ただし、目的と求められる性能が宅地とは異なります。
- 道路盛土:交通機能の確保と地震後の復旧性が重視
- 河川堤防:洪水時の耐浸透性や越水リスクとの関係が重要
そのため、安全率の目標値や設計水平震度の設定は、
宅地造成盛土とは別の指針に基づいて決められます。
宅地造成盛土は「人が住む場所」であることが最大の違い
一方で宅地造成盛土は、崩壊が直接住民の生命に
つながるという点で、道路や河川よりも
厳しい視点が必要になります。
崩壊した場合に「通行止めで済む」のか、
「住宅ごと流される」のか、という違いは非常に大きく、
盛土規制法もこの点を強く意識して設計されています。
その意味で、道路や河川の基準は
「考え方の参考資料」程度にとどめ、 宅地造成専用の基準とマニュアルを主軸に据える
というスタンスが現実的だと考えられます。
まとめ
最後に、本記事のまとめです。
- 円弧すべりとは、すべり面がほぼ円弧状になる斜面崩壊を 仮定し、極限平衡法で安全率を評価する基本モデルです。

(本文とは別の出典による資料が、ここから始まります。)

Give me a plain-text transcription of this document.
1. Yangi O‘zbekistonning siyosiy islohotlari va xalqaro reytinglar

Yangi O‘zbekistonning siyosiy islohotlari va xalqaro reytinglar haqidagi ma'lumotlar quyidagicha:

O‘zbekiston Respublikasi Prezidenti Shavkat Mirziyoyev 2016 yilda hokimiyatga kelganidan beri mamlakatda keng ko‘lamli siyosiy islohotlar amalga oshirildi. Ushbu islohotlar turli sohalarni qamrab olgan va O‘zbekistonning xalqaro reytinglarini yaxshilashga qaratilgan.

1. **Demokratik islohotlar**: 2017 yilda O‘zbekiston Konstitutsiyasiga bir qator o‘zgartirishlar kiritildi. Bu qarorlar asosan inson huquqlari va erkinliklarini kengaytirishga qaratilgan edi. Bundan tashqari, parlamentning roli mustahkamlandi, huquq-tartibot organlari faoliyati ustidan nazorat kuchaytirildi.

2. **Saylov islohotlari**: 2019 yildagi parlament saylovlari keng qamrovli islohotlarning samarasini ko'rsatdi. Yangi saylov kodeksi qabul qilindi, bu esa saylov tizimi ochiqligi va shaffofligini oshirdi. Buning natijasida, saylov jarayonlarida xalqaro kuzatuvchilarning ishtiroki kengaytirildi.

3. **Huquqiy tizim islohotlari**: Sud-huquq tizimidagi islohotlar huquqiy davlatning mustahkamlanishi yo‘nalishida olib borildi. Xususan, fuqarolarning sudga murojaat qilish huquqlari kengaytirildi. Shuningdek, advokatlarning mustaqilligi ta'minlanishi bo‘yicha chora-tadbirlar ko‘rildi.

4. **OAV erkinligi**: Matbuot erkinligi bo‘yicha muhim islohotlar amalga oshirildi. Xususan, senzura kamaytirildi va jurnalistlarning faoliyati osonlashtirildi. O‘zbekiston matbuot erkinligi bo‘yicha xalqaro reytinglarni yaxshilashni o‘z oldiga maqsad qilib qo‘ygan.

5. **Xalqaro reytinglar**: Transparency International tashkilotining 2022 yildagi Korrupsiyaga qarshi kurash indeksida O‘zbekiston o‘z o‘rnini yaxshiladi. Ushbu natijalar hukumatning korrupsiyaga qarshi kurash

- 宅地造成盛土では、盛土のり面や宅盤直下の安定性を
評価するために、円弧滑り面法が標準的な手法として
採用されています。 - 実務で使われる多くのソフトは、
修正フェレニウス法をベースに安全率 Fs を計算しており、
臨界すべり円に対する Fs が設計照査の中心となります。 - 解析では、断面形状、土質定数、水位条件、荷重条件を整理し、
全応力と有効応力の使い分け、探索範囲の設定などを
丁寧に行うことが重要です。 - 2021年の熱海市伊豆山土石流災害を契機として、
旧宅地造成等規制法は抜本的に改正され、
宅地造成及び特定盛土等規制法(盛土規制法)が施行されました。
土地利用にかかわらず、危険な盛土等を全国一律で規制する
枠組みが整備されています。 - 宅地造成盛土は、人が住む場所そのものを支える構造物であり、
道路や河川よりも高い安全性と説明責任が求められます。
円弧すべりの意味と盛土規制法の背景を理解しておくことは、
今後の宅地造成実務における必須スキルと言えます。